After my accident, I was isolated from interviews and I refrained from providing details about my future in terms of the Sochi Games, and of getting back on snow in general. After talking to my doctor, physical therapists and other parts of my support team, I made the decision to speak out about my goal: to make it back in time to compete in February at the Olympics.
When I participated in the U.S. Olympic Committee Media Summit earlier in October, it was the first time I shared my goal in public. It was crazy to have these words come from my mouth when I was being pushed around in a wheelchair. But I have talked with the professionals and they tell me that it is possible.
It’s hard for me not to think about what it would be like now if I was 100 percent healthy. It’s especially difficult when I imagine myself in Europe, training with the rest of the team and working to maintain a high level of jumping -- instead of learning how to walk again. But things aren’t that way, so I have to move on.

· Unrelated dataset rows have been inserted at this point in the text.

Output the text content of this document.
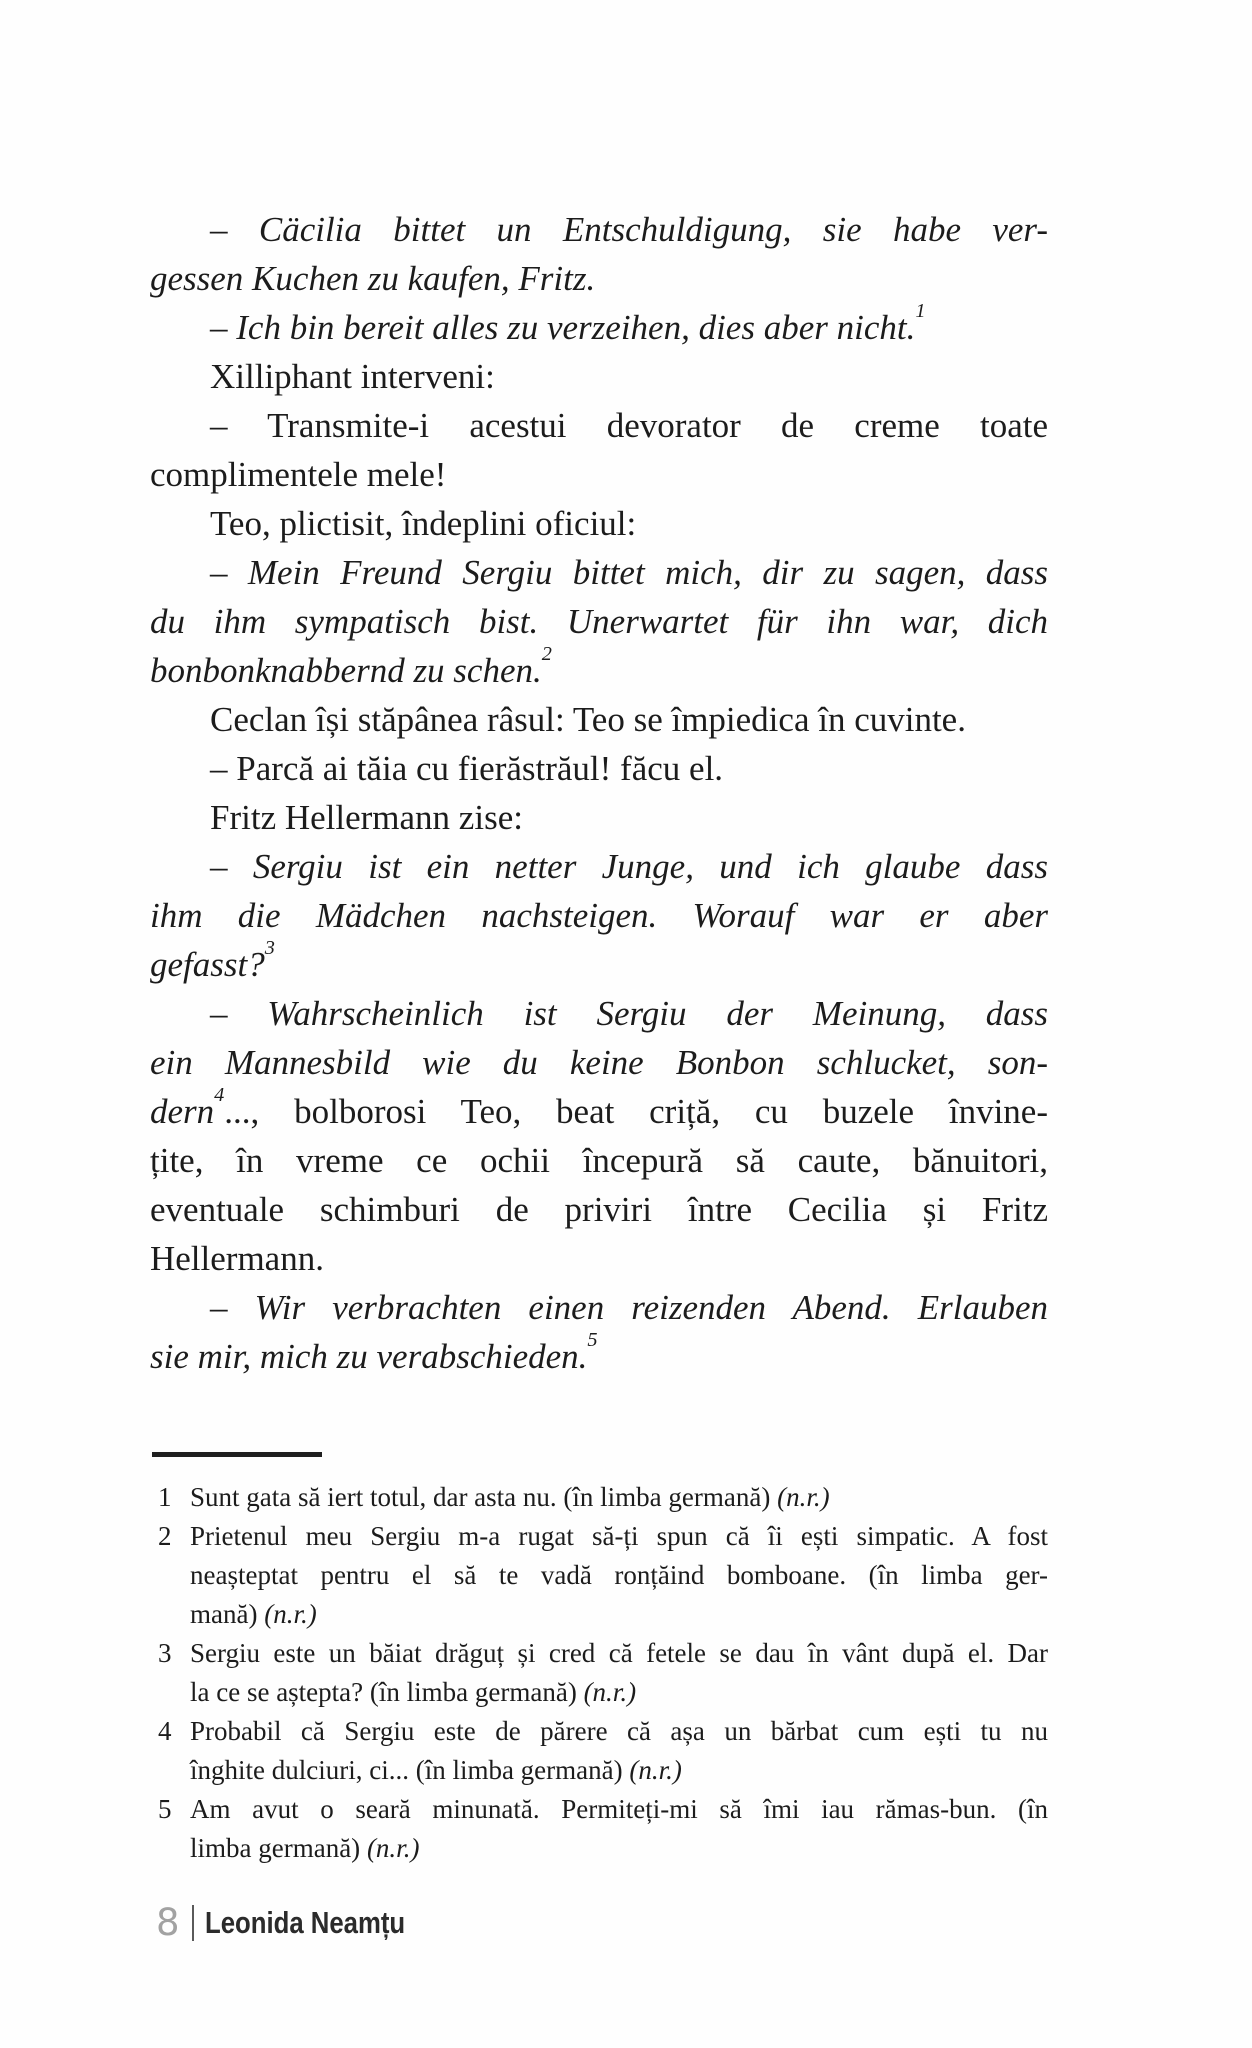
– Cäcilia bittet un Entschuldigung, sie habe ver-
gessen Kuchen zu kaufen, Fritz.
– Ich bin bereit alles zu verzeihen, dies aber nicht.$^1$
Xilliphant interveni:
– Transmite-i acestui devorator de creme toate
complimentele mele!
Teo, plictisit, îndeplini oficiul:
– Mein Freund Sergiu bittet mich, dir zu sagen, dass
du ihm sympatisch bist. Unerwartet für ihn war, dich
bonbonknabbernd zu schen.$^2$
Ceclan își stăpânea râsul: Teo se împiedica în cuvinte.
– Parcă ai tăia cu fierăstrăul! făcu el.
Fritz Hellermann zise:
– Sergiu ist ein netter Junge, und ich glaube dass
ihm die Mädchen nachsteigen. Worauf war er aber
gefasst?$^3$
– Wahrscheinlich ist Sergiu der Meinung, dass
ein Mannesbild wie du keine Bonbon schlucket, son-
dern$^4$..., bolborosi Teo, beat criță, cu buzele învine-
țite, în vreme ce ochii începură să caute, bănuitori,
eventuale schimburi de priviri între Cecilia și Fritz
Hellermann.
– Wir verbrachten einen reizenden Abend. Erlauben
sie mir, mich zu verabschieden.$^5$
1 Sunt gata să iert totul, dar asta nu. (în limba germană) (n.r.)
2 Prietenul meu Sergiu m-a rugat să-ți spun că îi ești simpatic. A fost
neașteptat pentru el să te vadă ronțăind bomboane. (în limba ger-
mană) (n.r.)
3 Sergiu este un băiat drăguț și cred că fetele se dau în vânt după el. Dar
la ce se aștepta? (în limba germană) (n.r.)
4 Probabil că Sergiu este de părere că așa un bărbat cum ești tu nu
înghite dulciuri, ci... (în limba germană) (n.r.)
5 Am avut o seară minunată. Permiteți-mi să îmi iau rămas-bun. (în
limba germană) (n.r.)
8 Leonida Neamțu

My goal of competing in Sochi is the reason I am getting out of bed in the morning and going to the gym for six hours a day. It’s the reason I still have a smile on my face and it’s the reason I will put my head down and fight through anything thrown at me in the next four months. I have dreamed of walking into the opening ceremonies representing Team USA way too many times to give up now.
Some people may think I am crazy, and that biologically this recovery is impossible by February. You know what I tell them? “Impossible” is not in my dictionary. Those who don’t believe in me push me even harder to prove them wrong.
My personal goal is that on Jan. 19 when the Olympic team is named, I’m able to look back at the past five months and can honestly tell myself I gave every ounce of effort I could. The amount of hours I am about to spend in the gym and the tough barriers ahead will not be easy, but I have to give it my all. If I give it everything I have, that is the best I can do, and no one can take that away from me.
It’s amazing that in the past two years I have tried to avoid thinking about the Games in fear of the immense pressure that comes with Olympic competition. However, these days, it’s the first thought that runs through my head in the morning and my last thought at night.
Head down, all out, it’s time to live my dreams.